FAQ

How can I use geniac on an existing repository?

The structure of the repository is based on nf-core and additional files and folders are expected.

All the resources for geniac are available here:

Follow the guidelines below if you want to use geniac on an existing repository.

Create a the folder geniac

The guidelines and additional utilities we developed are in geniac should be located in a folder named geniac in your new repository. The utilities in the geniac folder can either be copied or link to your pipeline repository as a git submodule.

Note

If the geniac is used as a submodule in your repository, execute the command git submodule update --init --recursive once you have created the geniac submodule, otherwise the geniac folder will remain empty.

If you want to create a submodule, you can edit and modify the variables in the file createSubmodule.bash and follow the procedure.
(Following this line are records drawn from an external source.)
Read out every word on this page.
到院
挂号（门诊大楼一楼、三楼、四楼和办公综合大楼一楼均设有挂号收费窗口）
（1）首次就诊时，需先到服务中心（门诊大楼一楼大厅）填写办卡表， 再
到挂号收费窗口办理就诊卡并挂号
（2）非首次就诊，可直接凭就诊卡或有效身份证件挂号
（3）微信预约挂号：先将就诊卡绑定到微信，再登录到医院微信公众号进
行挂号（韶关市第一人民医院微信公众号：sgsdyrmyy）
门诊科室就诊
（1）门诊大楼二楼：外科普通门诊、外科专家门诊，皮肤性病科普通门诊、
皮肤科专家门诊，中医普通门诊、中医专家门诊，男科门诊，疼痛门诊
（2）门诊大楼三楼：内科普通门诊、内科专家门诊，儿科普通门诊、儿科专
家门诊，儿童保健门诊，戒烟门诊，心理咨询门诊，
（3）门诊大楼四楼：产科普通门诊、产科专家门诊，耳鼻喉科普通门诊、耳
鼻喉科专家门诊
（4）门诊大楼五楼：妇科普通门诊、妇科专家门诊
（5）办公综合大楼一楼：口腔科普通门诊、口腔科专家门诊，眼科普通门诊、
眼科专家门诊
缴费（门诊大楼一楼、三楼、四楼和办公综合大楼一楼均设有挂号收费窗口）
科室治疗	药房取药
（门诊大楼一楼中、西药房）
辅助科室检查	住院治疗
Create additional files and folders

The following files are mandatory:

  • CMakeLists.txt: create a folder named modules/fromSource and copy this file inside if your need to Install from source code. Check that the file is named CMakeLists.txt.

  • geniac.config: copy the file in the folder conf. This file contains a scope names geniac that defines all the nextflow variables needed to build, deploy and run the pipeline.

Moreover, depending on which case your are when you Add a process, you can create whenever you need them the following folders:

├── env
├── modules
└── recipes
    ├── conda
    ├── dependencies
    ├── docker
    └── singularity

How does the repository look like?

The source code of your repository should look like this:

├── assets                       # assets needed for runtime
├── bin                          # scripts or binaries for the pipeline
├── conf                         # configuration files for the pipeline
│   ├── geniac.config            # contains the scopes mandatory for geniac
├── docs                         # documentation of the pipeline
├── env                          # process specific environment variables
├── geniac                       # geniac utilities
│   ├── cmake                    # source files for the configuration step
│   ├── docs                     # guidelines for installation
│   ├── install                  # scripts for the build step
├── main.nf
├── modules
│   └── fromSource               # tools installed from source code
│       ├── CMakeLists.txt
│       └── helloWorld
├── nextflow.config
├── recipes                      # installation recipes for the tools
│   ├── conda
│   ├── dependencies
│   ├── docker
│   └── singularity
└── test                         # data to test the pipeline
    └── data

How can I install custom commands in the docker/singularity recipes automatically generated by geniac?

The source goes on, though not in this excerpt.